I completed this pilot health assessment of exotic dancers in San Francisco as an unpaid 200 hour internship project for my Masters in Public Health program at San Francisco State University. The costs for incentives for the dancers and tuition for this project were paid for exclusively by me; the cost to generate copies of this report were paid for by me and by individual contributions from my friends, family, co-workers and sex worker community members via a PayPal account.  Thanks to everyone for your support and confidence in my work.  My former outreach activities in the strip clubs of San Francisco in addition to my work with the sex worker community over the last 10 years enabled me to gain access to exotic dancers in strip clubs for this assessment. I would like to thank all the dancers who took time out of their busy lives to participate in this assessment.  I would also like to thank Alix Lutnick of the UCSF SWEAT project for her insight and feedback on this assessment process and final report. I would like to give additionally thanks to Victoria Quijano (SFSU), Carol Leigh (Center for Sex and Culture/BAYSWAN), Johanna Breyer (St. James/EDA/UCSF), and all the staff at the St. James Infirmary for supporting me during my work on this project."

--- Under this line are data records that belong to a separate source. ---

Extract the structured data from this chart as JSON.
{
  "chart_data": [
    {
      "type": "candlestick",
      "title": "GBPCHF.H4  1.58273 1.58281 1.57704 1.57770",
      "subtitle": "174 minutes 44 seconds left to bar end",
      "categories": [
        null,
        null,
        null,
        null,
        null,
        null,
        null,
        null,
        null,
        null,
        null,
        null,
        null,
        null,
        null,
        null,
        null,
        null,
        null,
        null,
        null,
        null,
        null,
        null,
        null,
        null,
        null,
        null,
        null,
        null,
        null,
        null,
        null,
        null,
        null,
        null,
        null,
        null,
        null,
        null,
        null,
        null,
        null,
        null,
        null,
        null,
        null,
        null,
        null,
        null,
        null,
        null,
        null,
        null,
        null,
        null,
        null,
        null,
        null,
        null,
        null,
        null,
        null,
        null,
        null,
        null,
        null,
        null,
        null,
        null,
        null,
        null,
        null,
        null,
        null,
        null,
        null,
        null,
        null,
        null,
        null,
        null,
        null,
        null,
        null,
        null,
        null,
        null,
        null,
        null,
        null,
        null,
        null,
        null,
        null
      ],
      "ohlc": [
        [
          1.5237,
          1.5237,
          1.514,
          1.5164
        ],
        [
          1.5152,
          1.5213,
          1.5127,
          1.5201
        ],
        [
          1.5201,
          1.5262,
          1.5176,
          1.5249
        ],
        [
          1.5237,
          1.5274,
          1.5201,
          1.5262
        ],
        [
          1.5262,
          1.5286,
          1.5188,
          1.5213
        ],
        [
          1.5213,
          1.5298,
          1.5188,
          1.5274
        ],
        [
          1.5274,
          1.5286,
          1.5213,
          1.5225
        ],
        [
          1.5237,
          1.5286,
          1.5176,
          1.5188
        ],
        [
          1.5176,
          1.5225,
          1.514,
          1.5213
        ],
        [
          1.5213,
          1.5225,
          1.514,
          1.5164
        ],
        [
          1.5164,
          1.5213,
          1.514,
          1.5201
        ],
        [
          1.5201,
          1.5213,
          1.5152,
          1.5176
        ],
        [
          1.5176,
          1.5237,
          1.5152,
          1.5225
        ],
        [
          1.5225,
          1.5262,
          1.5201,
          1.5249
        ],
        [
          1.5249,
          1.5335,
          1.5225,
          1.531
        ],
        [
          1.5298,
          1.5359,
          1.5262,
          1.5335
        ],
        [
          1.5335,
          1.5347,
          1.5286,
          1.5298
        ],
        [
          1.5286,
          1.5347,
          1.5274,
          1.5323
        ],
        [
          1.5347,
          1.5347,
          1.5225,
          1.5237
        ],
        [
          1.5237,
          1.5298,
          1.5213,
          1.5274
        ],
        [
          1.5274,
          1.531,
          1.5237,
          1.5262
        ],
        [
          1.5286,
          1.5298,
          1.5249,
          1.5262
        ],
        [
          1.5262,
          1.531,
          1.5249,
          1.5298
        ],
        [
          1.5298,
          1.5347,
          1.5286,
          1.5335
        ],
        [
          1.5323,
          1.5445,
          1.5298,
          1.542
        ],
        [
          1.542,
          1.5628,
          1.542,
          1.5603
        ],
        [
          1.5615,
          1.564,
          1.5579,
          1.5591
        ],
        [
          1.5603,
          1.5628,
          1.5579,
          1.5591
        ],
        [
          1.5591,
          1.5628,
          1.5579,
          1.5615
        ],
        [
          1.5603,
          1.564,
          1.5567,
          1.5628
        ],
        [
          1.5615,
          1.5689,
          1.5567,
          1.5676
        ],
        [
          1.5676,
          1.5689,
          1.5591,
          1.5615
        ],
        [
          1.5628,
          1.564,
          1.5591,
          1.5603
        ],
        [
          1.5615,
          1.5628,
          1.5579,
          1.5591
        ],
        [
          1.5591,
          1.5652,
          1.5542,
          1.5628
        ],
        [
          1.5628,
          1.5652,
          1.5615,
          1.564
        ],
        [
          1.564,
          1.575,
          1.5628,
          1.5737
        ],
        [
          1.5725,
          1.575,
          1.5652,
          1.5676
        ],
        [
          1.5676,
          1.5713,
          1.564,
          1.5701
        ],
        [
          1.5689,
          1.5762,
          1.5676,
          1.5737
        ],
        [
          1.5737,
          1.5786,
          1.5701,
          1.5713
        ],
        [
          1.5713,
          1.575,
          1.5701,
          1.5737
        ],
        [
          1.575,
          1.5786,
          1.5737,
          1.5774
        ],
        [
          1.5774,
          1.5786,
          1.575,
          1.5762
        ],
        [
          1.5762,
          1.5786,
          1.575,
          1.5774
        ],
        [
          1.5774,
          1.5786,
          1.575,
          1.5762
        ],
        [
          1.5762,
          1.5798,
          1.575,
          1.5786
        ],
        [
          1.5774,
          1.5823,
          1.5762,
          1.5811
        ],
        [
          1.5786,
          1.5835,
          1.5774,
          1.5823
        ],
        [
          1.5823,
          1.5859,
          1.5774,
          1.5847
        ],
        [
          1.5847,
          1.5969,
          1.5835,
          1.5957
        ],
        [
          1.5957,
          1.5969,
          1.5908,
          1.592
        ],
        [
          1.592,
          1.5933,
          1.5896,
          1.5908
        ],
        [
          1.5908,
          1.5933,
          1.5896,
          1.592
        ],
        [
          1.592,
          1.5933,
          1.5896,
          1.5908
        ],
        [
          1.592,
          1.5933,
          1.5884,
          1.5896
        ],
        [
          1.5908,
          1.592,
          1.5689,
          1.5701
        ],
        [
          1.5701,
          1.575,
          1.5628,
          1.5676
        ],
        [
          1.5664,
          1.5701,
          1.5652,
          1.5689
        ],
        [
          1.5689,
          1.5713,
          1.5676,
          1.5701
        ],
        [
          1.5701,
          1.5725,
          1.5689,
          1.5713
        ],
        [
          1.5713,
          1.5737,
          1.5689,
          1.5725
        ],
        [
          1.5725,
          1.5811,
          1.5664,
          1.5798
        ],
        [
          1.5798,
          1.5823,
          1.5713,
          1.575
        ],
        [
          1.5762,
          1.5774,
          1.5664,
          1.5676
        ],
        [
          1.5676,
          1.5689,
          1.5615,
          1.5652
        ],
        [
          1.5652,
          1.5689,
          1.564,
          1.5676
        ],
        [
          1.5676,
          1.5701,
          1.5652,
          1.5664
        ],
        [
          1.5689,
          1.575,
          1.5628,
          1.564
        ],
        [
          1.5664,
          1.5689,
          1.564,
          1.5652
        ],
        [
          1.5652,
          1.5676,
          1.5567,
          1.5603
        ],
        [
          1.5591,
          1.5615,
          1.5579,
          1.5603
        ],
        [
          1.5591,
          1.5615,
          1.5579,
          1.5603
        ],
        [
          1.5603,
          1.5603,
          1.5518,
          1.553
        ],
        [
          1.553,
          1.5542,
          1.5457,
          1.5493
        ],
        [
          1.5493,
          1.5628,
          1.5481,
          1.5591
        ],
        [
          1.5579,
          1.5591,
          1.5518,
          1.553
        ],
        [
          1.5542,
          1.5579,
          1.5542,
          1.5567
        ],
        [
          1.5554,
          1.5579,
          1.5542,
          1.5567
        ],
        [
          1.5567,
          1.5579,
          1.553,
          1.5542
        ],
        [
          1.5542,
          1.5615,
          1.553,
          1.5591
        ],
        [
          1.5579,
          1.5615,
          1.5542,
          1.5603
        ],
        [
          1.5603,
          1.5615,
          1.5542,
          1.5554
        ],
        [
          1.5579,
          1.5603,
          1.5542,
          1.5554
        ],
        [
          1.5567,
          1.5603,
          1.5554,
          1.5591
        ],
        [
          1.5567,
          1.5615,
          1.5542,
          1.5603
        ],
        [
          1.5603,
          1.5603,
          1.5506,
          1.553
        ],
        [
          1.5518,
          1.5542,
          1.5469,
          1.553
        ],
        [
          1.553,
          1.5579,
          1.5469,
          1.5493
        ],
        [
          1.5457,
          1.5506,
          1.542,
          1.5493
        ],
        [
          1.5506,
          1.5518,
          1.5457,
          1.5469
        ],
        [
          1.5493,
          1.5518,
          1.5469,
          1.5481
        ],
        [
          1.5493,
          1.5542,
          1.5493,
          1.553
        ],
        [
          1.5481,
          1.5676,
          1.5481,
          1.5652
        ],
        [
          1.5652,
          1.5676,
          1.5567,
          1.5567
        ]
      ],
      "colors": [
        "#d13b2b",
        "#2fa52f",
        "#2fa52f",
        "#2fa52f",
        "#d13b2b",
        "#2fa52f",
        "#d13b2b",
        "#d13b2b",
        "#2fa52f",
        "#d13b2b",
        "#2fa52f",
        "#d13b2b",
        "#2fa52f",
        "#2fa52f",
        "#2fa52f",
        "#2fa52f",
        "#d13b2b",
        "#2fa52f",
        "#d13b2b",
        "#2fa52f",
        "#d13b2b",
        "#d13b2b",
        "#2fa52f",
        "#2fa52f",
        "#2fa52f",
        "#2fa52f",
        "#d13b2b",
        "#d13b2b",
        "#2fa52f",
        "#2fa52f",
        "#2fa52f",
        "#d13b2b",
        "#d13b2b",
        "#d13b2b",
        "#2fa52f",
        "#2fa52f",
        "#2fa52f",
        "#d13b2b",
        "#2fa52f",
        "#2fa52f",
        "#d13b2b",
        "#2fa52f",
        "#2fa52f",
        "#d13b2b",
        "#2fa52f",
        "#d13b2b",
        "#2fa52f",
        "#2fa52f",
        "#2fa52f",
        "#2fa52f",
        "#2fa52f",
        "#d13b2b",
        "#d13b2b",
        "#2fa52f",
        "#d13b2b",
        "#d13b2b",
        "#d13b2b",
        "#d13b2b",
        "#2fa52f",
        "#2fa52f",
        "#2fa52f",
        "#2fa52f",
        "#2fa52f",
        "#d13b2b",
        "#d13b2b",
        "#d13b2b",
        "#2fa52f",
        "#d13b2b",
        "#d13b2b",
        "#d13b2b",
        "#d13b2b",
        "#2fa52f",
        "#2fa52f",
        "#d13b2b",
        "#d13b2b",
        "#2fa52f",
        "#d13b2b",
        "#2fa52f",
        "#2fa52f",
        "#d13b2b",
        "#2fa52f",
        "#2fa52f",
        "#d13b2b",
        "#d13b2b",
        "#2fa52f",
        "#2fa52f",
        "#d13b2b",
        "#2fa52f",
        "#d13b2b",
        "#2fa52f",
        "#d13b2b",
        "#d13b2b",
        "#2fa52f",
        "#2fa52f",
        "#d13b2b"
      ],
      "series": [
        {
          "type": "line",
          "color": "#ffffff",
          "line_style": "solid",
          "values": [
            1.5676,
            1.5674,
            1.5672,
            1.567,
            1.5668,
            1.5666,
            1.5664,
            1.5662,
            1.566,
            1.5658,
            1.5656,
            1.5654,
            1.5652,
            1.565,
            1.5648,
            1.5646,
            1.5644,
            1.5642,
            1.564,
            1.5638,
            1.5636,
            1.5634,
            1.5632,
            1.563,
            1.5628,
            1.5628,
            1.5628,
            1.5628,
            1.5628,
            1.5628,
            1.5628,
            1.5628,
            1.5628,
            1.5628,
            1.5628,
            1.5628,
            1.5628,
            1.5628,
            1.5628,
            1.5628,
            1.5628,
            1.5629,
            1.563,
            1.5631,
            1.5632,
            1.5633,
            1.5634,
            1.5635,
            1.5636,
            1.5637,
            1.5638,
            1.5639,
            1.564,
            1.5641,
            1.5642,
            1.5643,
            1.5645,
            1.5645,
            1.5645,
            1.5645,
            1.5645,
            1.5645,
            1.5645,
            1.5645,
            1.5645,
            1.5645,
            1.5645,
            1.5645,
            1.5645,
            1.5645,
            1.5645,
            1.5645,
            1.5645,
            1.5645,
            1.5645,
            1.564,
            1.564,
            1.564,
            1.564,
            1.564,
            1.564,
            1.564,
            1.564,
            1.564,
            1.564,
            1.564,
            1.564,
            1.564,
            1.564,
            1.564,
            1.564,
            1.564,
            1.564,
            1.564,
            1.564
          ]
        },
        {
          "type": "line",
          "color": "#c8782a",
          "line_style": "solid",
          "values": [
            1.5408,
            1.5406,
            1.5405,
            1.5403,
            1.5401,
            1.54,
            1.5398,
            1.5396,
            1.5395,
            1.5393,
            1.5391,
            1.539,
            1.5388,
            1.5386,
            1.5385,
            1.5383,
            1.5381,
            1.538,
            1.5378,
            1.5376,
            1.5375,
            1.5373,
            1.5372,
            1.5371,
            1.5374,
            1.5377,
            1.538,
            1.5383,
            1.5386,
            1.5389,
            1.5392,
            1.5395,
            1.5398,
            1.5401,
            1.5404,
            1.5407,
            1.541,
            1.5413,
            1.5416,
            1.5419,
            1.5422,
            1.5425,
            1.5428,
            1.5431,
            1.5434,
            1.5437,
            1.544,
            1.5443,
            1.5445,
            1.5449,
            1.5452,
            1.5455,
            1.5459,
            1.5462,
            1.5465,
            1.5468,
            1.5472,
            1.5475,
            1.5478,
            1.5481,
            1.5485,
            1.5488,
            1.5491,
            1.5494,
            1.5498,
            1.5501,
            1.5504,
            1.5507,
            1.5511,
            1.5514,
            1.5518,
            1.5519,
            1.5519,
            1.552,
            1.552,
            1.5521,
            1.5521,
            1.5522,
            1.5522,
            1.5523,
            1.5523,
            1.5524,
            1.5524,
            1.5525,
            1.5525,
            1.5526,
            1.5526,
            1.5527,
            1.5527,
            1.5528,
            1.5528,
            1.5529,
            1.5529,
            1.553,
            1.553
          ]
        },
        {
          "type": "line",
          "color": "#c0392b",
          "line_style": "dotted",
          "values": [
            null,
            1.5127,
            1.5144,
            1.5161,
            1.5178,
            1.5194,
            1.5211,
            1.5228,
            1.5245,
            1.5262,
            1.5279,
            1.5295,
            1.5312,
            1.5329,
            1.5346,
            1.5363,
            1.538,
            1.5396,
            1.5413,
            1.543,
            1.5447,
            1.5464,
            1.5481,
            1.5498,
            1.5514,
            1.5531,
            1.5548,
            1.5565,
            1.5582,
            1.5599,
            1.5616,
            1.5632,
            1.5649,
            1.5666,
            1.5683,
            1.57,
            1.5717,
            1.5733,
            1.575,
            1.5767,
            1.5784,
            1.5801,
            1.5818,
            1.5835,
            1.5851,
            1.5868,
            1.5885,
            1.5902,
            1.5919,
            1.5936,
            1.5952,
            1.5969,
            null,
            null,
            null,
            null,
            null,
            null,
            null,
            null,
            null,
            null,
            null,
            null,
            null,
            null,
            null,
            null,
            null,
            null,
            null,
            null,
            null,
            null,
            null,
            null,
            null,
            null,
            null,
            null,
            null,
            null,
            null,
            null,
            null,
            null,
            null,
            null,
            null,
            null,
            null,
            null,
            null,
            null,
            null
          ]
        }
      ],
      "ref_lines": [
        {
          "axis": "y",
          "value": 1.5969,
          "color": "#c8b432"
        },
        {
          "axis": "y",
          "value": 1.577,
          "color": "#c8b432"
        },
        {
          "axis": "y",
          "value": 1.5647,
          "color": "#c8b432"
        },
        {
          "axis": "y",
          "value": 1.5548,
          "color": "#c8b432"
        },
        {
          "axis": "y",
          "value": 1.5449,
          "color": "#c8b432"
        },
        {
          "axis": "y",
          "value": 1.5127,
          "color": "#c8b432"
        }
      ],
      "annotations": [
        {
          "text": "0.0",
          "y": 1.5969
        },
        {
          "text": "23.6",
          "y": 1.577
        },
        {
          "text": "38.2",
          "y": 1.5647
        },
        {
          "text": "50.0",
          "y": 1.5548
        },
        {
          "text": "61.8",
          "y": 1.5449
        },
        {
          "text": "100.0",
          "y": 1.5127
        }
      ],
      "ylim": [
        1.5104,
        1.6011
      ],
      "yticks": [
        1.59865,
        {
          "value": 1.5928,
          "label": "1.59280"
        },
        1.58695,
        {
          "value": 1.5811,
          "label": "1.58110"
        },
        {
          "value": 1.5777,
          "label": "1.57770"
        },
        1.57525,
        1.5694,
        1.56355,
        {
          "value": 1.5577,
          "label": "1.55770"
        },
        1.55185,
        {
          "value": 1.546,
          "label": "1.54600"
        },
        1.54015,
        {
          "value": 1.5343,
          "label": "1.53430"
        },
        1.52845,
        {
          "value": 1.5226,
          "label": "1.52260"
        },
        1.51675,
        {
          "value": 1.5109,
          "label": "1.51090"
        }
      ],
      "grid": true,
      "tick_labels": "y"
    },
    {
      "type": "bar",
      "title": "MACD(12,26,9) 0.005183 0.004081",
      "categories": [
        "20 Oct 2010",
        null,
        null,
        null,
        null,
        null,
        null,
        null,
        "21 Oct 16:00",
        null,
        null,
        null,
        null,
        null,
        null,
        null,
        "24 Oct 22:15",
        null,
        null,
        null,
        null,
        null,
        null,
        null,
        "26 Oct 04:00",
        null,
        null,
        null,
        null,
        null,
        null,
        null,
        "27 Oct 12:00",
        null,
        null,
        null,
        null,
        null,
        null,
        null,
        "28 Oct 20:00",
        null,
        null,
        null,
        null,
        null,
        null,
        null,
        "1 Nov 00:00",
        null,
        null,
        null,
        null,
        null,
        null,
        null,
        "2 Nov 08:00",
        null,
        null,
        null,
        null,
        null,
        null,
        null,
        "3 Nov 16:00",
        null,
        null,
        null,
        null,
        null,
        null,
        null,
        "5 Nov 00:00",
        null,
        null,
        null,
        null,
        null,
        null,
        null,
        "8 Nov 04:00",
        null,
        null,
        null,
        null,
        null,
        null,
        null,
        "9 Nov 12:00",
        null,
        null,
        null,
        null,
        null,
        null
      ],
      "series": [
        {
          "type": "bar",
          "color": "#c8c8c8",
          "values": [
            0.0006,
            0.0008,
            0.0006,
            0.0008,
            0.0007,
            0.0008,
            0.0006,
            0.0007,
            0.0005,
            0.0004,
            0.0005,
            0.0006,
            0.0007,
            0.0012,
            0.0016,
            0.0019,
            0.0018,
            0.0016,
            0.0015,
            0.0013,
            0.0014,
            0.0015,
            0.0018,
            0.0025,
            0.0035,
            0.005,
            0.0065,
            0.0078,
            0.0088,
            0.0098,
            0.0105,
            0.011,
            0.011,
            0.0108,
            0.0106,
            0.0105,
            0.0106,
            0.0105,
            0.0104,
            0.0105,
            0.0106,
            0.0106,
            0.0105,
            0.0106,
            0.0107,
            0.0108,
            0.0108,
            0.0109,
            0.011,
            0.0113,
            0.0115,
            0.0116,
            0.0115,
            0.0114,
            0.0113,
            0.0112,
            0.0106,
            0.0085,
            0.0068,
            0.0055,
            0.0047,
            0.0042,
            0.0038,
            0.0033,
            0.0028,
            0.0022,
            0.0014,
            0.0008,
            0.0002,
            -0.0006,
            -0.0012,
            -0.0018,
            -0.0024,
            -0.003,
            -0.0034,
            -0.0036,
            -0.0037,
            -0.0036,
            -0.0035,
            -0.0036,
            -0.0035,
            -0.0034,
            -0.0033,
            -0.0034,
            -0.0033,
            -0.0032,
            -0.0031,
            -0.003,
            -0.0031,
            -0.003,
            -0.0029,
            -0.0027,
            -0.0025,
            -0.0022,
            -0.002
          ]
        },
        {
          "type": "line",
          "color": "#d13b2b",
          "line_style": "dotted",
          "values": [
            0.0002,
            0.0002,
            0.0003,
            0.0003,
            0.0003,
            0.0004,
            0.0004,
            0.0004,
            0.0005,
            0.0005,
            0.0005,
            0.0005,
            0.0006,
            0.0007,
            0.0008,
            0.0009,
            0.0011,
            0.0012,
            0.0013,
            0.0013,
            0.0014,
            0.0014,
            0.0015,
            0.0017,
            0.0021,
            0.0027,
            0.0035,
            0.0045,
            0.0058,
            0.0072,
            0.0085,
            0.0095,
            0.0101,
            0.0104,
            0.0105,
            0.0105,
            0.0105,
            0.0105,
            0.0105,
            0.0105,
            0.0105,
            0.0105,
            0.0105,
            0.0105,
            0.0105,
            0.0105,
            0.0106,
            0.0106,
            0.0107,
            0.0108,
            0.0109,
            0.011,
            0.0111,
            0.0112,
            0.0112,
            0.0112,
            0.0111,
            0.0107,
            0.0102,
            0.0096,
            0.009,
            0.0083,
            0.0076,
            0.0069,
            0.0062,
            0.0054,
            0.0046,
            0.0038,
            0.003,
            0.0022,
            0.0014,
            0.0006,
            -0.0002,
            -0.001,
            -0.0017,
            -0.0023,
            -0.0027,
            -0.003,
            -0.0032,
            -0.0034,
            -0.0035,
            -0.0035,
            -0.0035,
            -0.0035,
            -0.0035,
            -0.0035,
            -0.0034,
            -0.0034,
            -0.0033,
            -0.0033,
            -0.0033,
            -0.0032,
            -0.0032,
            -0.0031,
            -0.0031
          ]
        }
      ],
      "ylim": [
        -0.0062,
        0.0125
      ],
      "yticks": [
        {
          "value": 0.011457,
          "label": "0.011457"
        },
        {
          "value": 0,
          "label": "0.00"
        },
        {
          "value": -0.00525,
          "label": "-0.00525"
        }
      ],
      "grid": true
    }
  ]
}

For the last two years, the San Francisco Commission on the Status of Women (COSW) has been hearing testimony from former and current dancers about the current working conditions of strip clubs.  There has been a tremendous amount of disagreement between former and current dancers about the working conditions of strip clubs.  While the majority of current dancers state conditions in the strip clubs are fine, some former dancers say that risk for sexual assault, HIV/STI transmission, illegal stage fees imposed by strip clubs and coerced prostitution are primary health concerns for dancers.  In an attempt to discover if the claims of former dancers are applicable to current dancers, a health assessment was conducted with current exotic dancers.  Thirteen women (13) were interviewed using a structured survey with key qualitative questions.  Results revealed that the majority of dancers did not think risk of HIV/STI transmission, fear of sexual assault or the existence of private booths are a work related health risk.  Nearly half of the sample thought that stage fees were or might be a work related health risks. The lack of healthcare, the shoes that dancers wear, standing on their feet all day, the number of shifts dancers work a week, not making enough money, cleanliness and location of the club, customer harassment, and being treated badly by other people because of what they do were reported as work related health risk by the majority of exotic dancers in this sample.